An analysis from McKinsey & Company shows nearly half of all insurance plans sold on the public exchanges in 2014 were narrow network plans, defined as those that included less than 70 percent of area hospitals. As a result, narrow networks have become the reality of the new health insurance landscape.

Given that reality, insurers and providers have to improve how they provide consumers with accessible, easily understandable information about networks when they shop for coverage. As Modern Healthcare reports, that was the message conveyed by participants in a panel discussion about network adequacy held recently in Washington, and event sponsored by the Alliance for Health Reform.

Provider networks have been a controversial topic since the launch of exchanges last October. In many states, concerns about the exclusion of highly regarded hospitals have made front-page news, and the CMS has signaled that it plans to heighten scrutiny of provider networks going forward. A class-action lawsuit filed earlier this month in California against Anthem Blue Cross accuses the insurer of misleading millions of individuals about whether their doctors and hospitals were covered by exchange plans.

Paul Ginsburg, a healthcare finance expert at the University of Southern California, pointed out that narrow-network plans are not a new phenomenon and that they are a potentially important means of reducing overall healthcare costs. “There clearly is a need for regulation, but there is a very high cost if the regulation goes too far,” he is quoted as saying by Modern Healthcare. Ginsburg singled out “any willing provider” laws, which many states adopted in the mid-90s, when anger over narrow networks first became pitched, as a “particularly misguided” effort to curtail problems.

Insurers carefully assembled the networks capable of delivering high-quality care to consumers whose top concern is price, said Daniel Durham, executive vice president for policy and regulatory affairs at the trade group America's Health Insurance Plans. “If we just open up to everyone,” Durham said, “we're stuck back in this fee-for-volume-type system which we all agree we have to move away from.”

“People have to recognize it’s a trade-off, and I’m not sure they do yet,” said Matt Eyles, an insurance expert at the Avalere Health consulting firm. “Broader access comes at a cost, and what’s the right balance between access and cost is an age-old question in health care.”

Although the ACA provides general guidelines directing insurers to include enough doctors and hospitals to provide timely access to care, including specialty care, it does not elaborate, leaving it to states to fill in the blanks.

So far, just a handful of states have moved to ratchet up their standards. They’re mostly blue states that built their own Obamacare exchanges, including Connecticut, New York, Washington and California.
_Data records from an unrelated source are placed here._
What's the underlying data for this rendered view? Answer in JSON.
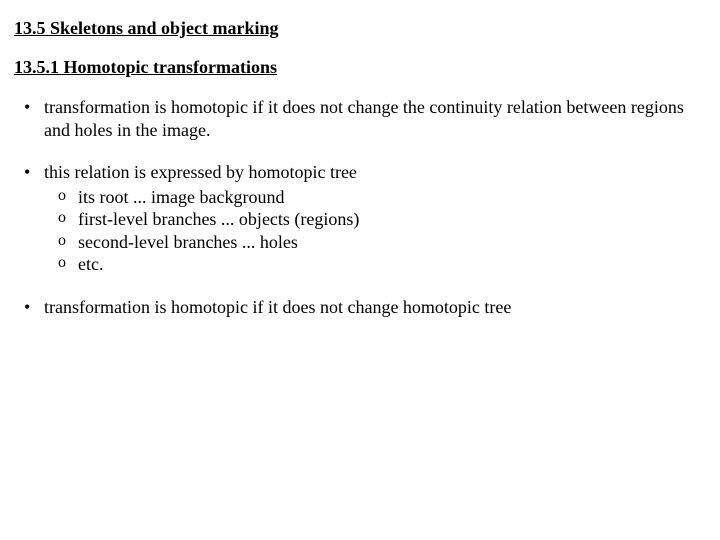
{
  "heading_main": "13.5 Skeletons and object marking",
  "heading_sub": "13.5.1 Homotopic transformations",
  "bullets": [
    {
      "text": "transformation is homotopic if it does not change the continuity relation between regions and holes in the image."
    },
    {
      "text": "this relation is expressed by homotopic tree",
      "sub": [
        "its root ... image background",
        "first-level branches ... objects (regions)",
        "second-level branches ... holes",
        "etc."
      ]
    },
    {
      "text": "transformation is homotopic if it does not change homotopic tree"
    }
  ]
}
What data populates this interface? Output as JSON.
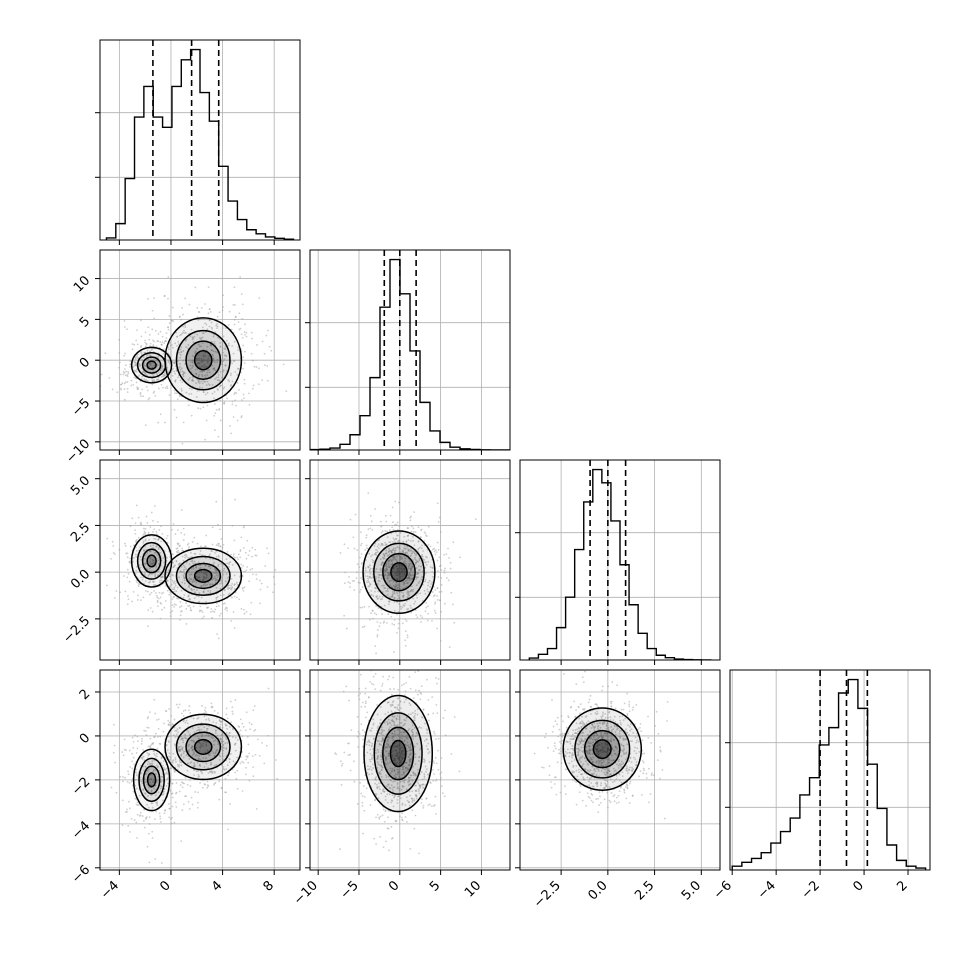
{
  "chart_data": {
    "type": "corner",
    "n_params": 4,
    "parameters": [
      {
        "range": [
          -5.5,
          10
        ],
        "ticks": [
          -4,
          0,
          4,
          8
        ],
        "tick_labels": [
          "−4",
          "0",
          "4",
          "8"
        ],
        "quantiles": [
          -1.4,
          1.6,
          3.7
        ],
        "hist_edges_range": [
          -5,
          9.5
        ],
        "hist_counts": [
          0.01,
          0.08,
          0.3,
          0.6,
          0.75,
          0.6,
          0.55,
          0.75,
          0.88,
          0.93,
          0.72,
          0.58,
          0.36,
          0.19,
          0.1,
          0.05,
          0.03,
          0.015,
          0.008,
          0.004
        ]
      },
      {
        "range": [
          -11,
          13.5
        ],
        "ticks": [
          -10,
          -5,
          0,
          5,
          10
        ],
        "tick_labels": [
          "−10",
          "−5",
          "0",
          "5",
          "10"
        ],
        "quantiles": [
          -1.9,
          0.0,
          2.0
        ],
        "hist_edges_range": [
          -11,
          13.5
        ],
        "hist_counts": [
          0.002,
          0.004,
          0.01,
          0.03,
          0.08,
          0.18,
          0.38,
          0.75,
          1.0,
          0.82,
          0.52,
          0.25,
          0.1,
          0.04,
          0.015,
          0.006,
          0.003,
          0.001,
          0.0005,
          0.0002
        ]
      },
      {
        "range": [
          -4.7,
          6
        ],
        "ticks": [
          -2.5,
          0.0,
          2.5,
          5.0
        ],
        "tick_labels": [
          "−2.5",
          "0.0",
          "2.5",
          "5.0"
        ],
        "quantiles": [
          -0.95,
          0.0,
          0.95
        ],
        "hist_edges_range": [
          -4.2,
          5.5
        ],
        "hist_counts": [
          0.01,
          0.03,
          0.06,
          0.17,
          0.33,
          0.58,
          0.83,
          1.0,
          0.93,
          0.73,
          0.5,
          0.29,
          0.14,
          0.06,
          0.025,
          0.012,
          0.005,
          0.002,
          0.001,
          0.0005
        ]
      },
      {
        "range": [
          -6.1,
          3
        ],
        "ticks": [
          -6,
          -4,
          -2,
          0,
          2
        ],
        "tick_labels": [
          "−6",
          "−4",
          "−2",
          "0",
          "2"
        ],
        "quantiles": [
          -2.0,
          -0.8,
          0.15
        ],
        "hist_edges_range": [
          -6.0,
          2.8
        ],
        "hist_counts": [
          0.02,
          0.04,
          0.06,
          0.09,
          0.14,
          0.2,
          0.27,
          0.39,
          0.48,
          0.65,
          0.74,
          0.92,
          0.99,
          0.84,
          0.55,
          0.32,
          0.13,
          0.05,
          0.02,
          0.01
        ]
      }
    ],
    "y_axis_labels": {
      "1": {
        "ticks": [
          -10,
          -5,
          0,
          5,
          10
        ],
        "tick_labels": [
          "−10",
          "−5",
          "0",
          "5",
          "10"
        ]
      },
      "2": {
        "ticks": [
          -2.5,
          0.0,
          2.5,
          5.0
        ],
        "tick_labels": [
          "−2.5",
          "0.0",
          "2.5",
          "5.0"
        ]
      },
      "3": {
        "ticks": [
          -6,
          -4,
          -2,
          0,
          2
        ],
        "tick_labels": [
          "−6",
          "−4",
          "−2",
          "0",
          "2"
        ]
      }
    },
    "pair_modes": {
      "1-0": [
        {
          "x": -1.5,
          "y": -0.6,
          "sx": 1.0,
          "sy": 1.4,
          "w": 0.35
        },
        {
          "x": 2.5,
          "y": 0.0,
          "sx": 1.6,
          "sy": 2.8,
          "w": 0.65
        }
      ],
      "2-0": [
        {
          "x": -1.5,
          "y": 0.6,
          "sx": 1.0,
          "sy": 0.9,
          "w": 0.35
        },
        {
          "x": 2.5,
          "y": -0.2,
          "sx": 1.6,
          "sy": 0.8,
          "w": 0.65
        }
      ],
      "2-1": [
        {
          "x": -0.1,
          "y": 0.0,
          "sx": 2.0,
          "sy": 1.0,
          "w": 1.0
        }
      ],
      "3-0": [
        {
          "x": -1.5,
          "y": -2.0,
          "sx": 0.9,
          "sy": 0.9,
          "w": 0.35
        },
        {
          "x": 2.5,
          "y": -0.5,
          "sx": 1.6,
          "sy": 0.8,
          "w": 0.65
        }
      ],
      "3-1": [
        {
          "x": -0.2,
          "y": -0.8,
          "sx": 1.9,
          "sy": 1.2,
          "w": 1.0
        }
      ],
      "3-2": [
        {
          "x": -0.3,
          "y": -0.6,
          "sx": 0.95,
          "sy": 0.85,
          "w": 1.0
        }
      ]
    },
    "grid": true,
    "colors": {
      "hist": "#000000",
      "scatter": "#a0a0a0",
      "contour": "#000000",
      "grid": "#b0b0b0"
    }
  }
}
But since the beginning of 2013, more than 70 bills have been introduced in 22 states to clarify the network rules, according to the National Conference of State Legislatures.
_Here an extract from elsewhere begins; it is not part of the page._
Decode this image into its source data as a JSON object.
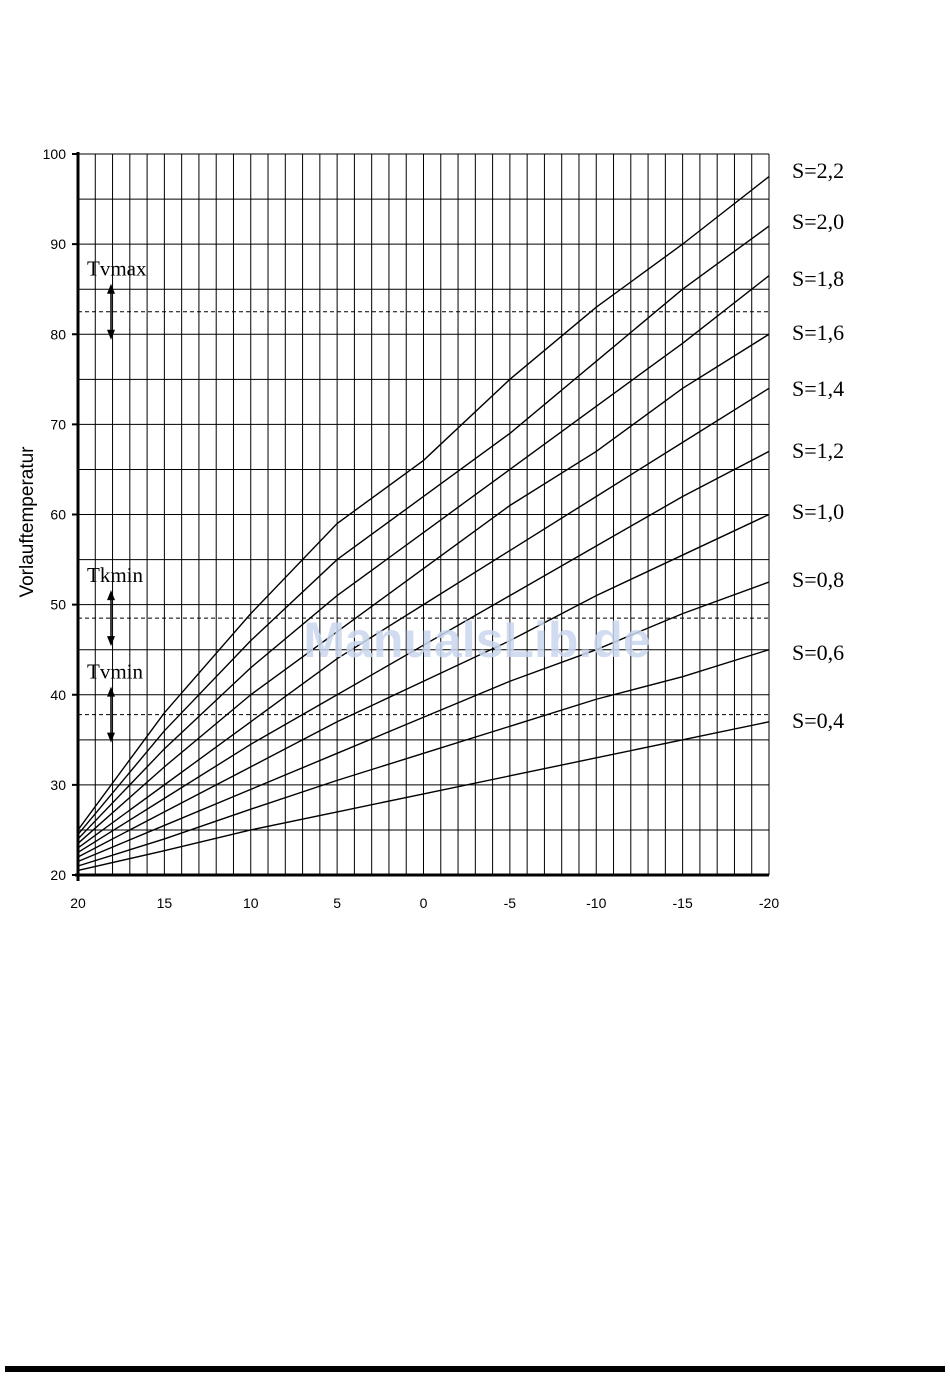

Katherine Arbuckle, Ascension Health's chief financial officer, said better consumer education about provider networks, particularly by insurers, is paramount. She pointed out that the not-for-profit hospital chain used 200 employees to help individuals navigate the exchanges and obtain coverage. “What we've learned is this counseling takes a lot of time,” Arbuckle said. “This is especially important with these folks who don't have experience with insurance and have cultural and language barriers as well.”